Introducción

Los cien años que van desde 1560 a 1660 son conocidos en Mallorca como «segle dels bandejats». Contrariamente a lo que creen la mayoría de personas, un bandolero de aquel tiempo no era un ladrón de caminos, ni iba a caballo. Se trataban de hombres violentos que vivían para provocar violencia y terror. Muchas cuadrillas de bandoleros —algunas de ellas podían llegar a los cien bandoleros- estaban al servicio de una bandería aristocrática o de una villa. Se trataba, por lo tanto, de verdaderos ejércitos particulares.

No había prácticamente ningún municipio libre de bandoleros. Por ello, pese a que las cuadrillas preferían la montaña, podían actuar y residir en cualquier lugar. Sin embargo, las montañas permitían una cierta seguridad por las dificultades de comunicación, la abundancia de cuevas y de parajes en los que era fácil protegerse, lo cual provocaba que a menudo se convirtiera en sus lugares de refugio.
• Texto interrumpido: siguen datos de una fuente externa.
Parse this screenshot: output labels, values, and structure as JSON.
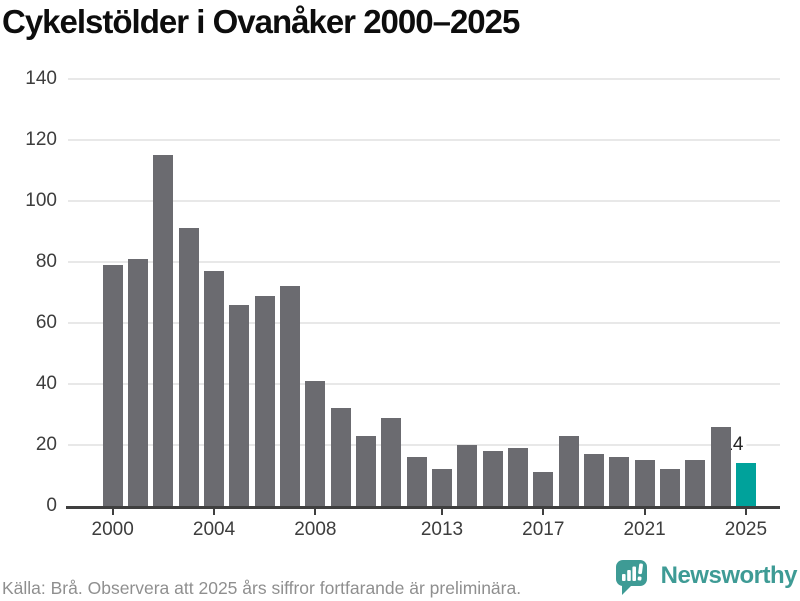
{
  "chart_data": {
    "type": "bar",
    "title": "Cykelstölder i Ovanåker 2000–2025",
    "years": [
      2000,
      2001,
      2002,
      2003,
      2004,
      2005,
      2006,
      2007,
      2008,
      2009,
      2010,
      2011,
      2012,
      2013,
      2014,
      2015,
      2016,
      2017,
      2018,
      2019,
      2020,
      2021,
      2022,
      2023,
      2024,
      2025
    ],
    "values": [
      79,
      81,
      115,
      91,
      77,
      66,
      69,
      72,
      41,
      32,
      23,
      29,
      16,
      12,
      20,
      18,
      19,
      11,
      23,
      17,
      16,
      15,
      12,
      15,
      26,
      14
    ],
    "highlight_year": 2025,
    "highlight_label": "14",
    "x_tick_years": [
      2000,
      2004,
      2008,
      2013,
      2017,
      2021,
      2025
    ],
    "x_tick_labels": [
      "2000",
      "2004",
      "2008",
      "2013",
      "2017",
      "2021",
      "2025"
    ],
    "y_ticks": [
      0,
      20,
      40,
      60,
      80,
      100,
      120,
      140
    ],
    "ylim": [
      0,
      140
    ],
    "xlabel": "",
    "ylabel": "",
    "grid": "horizontal",
    "legend_position": "none"
  },
  "footer": {
    "source_note": "Källa: Brå. Observera att 2025 års siffror fortfarande är preliminära."
  },
  "branding": {
    "logo_text": "Newsworthy",
    "logo_icon": "newsworthy-chart-bubble-icon"
  },
  "colors": {
    "bar": "#6b6b70",
    "highlight": "#00a29b",
    "brand": "#3e9b95",
    "grid": "#e8e8e8",
    "axis": "#3f3f3f",
    "tick_label": "#3d3d3d",
    "title_text": "#0d0d0d",
    "muted_text": "#8f8f8f"
  }
}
Existía una ruta conocida como «ruta dels bandejats» que unía la isla desde Pollença a Andratx. La línea fundamental era un conjunto de caminos marginales que corrían, a pie de montañas, de manera paralela a la carretera Palma-Alcúdia y no pasaba por el interior de ninguna población. Esta vía permitía huir rápidamente hacia el llano o la montaña y allí se desencadenaron multitud de batallas, enfrentamientos y actos de violencia.
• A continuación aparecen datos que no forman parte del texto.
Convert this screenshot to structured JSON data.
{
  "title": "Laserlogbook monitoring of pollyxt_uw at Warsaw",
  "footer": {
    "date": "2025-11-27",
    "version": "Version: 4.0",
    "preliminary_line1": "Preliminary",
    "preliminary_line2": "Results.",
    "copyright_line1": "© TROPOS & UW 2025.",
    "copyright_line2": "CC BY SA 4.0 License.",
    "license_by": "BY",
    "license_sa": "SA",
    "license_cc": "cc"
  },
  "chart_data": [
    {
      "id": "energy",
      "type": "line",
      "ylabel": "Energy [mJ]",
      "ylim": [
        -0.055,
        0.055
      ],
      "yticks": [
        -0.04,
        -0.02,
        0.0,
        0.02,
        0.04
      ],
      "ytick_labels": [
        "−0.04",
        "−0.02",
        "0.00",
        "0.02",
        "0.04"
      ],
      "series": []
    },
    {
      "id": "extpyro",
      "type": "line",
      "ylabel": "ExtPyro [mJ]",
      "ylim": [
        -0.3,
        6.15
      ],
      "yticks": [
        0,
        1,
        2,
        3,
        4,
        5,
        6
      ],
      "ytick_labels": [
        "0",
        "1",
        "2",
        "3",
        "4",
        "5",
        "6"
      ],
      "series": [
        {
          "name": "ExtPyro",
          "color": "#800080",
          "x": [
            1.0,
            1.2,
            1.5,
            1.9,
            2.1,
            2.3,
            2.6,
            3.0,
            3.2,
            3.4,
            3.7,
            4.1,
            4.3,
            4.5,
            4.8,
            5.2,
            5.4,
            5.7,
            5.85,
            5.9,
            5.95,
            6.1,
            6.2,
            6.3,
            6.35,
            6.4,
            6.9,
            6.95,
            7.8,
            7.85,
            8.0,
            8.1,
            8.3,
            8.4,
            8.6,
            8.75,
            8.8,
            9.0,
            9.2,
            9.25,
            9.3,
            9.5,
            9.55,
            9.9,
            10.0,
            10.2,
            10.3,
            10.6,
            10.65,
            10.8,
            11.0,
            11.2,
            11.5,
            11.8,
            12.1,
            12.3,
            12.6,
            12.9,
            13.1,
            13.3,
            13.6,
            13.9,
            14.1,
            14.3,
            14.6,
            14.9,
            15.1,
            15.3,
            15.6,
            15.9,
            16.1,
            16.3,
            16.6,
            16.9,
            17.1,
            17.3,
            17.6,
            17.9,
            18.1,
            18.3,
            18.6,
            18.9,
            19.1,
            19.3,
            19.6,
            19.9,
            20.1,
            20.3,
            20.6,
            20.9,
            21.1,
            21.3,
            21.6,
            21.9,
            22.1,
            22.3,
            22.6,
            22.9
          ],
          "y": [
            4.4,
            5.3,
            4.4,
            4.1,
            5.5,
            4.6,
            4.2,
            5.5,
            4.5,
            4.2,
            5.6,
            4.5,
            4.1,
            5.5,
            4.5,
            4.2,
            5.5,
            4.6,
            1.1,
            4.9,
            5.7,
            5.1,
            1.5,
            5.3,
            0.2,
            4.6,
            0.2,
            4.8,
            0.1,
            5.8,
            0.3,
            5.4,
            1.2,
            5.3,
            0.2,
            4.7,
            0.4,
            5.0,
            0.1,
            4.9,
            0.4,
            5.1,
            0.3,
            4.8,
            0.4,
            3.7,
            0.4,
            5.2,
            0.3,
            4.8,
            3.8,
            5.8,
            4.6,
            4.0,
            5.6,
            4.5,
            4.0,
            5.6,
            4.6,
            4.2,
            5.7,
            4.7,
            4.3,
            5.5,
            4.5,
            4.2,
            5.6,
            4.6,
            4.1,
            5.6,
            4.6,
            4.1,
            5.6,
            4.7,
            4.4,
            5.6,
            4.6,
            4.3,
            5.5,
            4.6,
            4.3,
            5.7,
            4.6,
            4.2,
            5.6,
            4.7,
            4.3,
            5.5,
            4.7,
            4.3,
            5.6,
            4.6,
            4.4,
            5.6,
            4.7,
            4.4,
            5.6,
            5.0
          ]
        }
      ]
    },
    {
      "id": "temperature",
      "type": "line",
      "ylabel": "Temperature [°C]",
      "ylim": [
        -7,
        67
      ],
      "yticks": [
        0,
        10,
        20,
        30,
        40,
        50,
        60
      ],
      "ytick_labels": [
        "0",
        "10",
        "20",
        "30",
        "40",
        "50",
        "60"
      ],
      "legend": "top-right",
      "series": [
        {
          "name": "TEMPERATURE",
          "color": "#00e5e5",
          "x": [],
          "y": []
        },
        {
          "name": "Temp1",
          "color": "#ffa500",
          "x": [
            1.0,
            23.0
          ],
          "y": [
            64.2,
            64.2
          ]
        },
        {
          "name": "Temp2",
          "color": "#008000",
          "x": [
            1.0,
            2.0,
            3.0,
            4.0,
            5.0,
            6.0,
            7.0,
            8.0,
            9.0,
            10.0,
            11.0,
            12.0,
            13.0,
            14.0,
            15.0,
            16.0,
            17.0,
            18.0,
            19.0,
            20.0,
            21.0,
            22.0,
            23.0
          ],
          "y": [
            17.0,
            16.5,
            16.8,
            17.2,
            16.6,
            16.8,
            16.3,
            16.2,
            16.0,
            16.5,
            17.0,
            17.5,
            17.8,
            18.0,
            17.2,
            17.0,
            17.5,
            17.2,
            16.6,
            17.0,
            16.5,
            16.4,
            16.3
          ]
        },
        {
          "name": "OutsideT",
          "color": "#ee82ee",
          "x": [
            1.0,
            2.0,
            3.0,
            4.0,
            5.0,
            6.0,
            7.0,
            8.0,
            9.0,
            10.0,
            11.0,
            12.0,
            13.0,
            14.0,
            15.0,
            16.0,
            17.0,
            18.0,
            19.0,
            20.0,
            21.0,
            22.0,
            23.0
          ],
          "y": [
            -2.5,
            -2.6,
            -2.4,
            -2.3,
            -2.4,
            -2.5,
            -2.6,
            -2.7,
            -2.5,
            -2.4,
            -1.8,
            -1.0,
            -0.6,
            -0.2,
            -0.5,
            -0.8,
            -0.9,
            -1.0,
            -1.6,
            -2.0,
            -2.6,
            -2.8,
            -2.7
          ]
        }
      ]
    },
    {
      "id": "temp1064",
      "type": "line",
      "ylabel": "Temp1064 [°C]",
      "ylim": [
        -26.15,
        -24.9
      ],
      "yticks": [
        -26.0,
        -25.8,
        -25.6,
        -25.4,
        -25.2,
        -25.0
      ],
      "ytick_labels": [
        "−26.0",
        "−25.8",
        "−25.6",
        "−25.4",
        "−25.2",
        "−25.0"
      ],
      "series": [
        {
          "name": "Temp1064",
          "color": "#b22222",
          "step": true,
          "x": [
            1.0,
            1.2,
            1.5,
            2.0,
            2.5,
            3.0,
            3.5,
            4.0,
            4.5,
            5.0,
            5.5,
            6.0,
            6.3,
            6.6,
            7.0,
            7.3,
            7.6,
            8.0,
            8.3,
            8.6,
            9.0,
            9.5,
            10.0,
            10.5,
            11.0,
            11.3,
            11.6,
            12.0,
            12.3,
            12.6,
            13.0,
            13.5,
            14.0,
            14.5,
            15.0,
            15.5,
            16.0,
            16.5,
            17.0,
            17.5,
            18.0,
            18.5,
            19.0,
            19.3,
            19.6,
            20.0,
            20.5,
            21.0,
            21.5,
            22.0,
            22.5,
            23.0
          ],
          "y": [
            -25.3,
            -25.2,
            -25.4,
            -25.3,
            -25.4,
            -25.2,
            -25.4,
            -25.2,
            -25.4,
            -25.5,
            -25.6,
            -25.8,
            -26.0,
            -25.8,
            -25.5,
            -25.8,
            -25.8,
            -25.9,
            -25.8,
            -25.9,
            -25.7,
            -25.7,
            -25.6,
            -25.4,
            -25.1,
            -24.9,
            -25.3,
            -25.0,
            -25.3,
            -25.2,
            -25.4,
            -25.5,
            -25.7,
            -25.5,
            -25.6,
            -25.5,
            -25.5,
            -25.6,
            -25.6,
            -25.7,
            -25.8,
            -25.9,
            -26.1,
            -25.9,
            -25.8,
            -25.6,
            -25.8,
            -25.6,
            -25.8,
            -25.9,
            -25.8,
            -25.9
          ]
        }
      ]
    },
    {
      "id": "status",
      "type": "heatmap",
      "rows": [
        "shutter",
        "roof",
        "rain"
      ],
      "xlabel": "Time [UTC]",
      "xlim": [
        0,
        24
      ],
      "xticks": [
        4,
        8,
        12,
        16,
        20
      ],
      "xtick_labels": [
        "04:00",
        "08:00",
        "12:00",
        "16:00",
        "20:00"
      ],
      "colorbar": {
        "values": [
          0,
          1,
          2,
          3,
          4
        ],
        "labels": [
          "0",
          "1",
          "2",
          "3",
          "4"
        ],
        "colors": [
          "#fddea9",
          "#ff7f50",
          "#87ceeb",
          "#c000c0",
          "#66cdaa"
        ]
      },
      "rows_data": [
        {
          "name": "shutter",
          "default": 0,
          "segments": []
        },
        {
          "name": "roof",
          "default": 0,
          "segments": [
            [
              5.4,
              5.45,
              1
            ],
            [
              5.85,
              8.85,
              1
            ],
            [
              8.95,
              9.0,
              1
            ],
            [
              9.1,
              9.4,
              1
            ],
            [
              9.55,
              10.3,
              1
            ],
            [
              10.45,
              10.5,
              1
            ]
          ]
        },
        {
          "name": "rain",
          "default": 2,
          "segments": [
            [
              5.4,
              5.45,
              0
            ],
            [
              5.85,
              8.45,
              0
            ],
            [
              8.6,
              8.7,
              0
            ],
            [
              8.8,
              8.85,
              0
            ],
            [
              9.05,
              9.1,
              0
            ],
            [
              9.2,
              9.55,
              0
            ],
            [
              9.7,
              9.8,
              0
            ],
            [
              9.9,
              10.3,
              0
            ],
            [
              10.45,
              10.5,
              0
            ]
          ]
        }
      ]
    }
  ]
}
El itinerario que aquí se presenta es el de montaña. Es aquel que, a partir de senderos, unía Pollença con la Ciudad aprovechando los valles transversales que forman la Serra de Tramuntana. El hecho de que los bandoleros mallorquines no usaran caballos, es decir que se trasladaran a pie, explica en buena medida esta ruta considerada como la más segura por estos hombres fuera de la ley.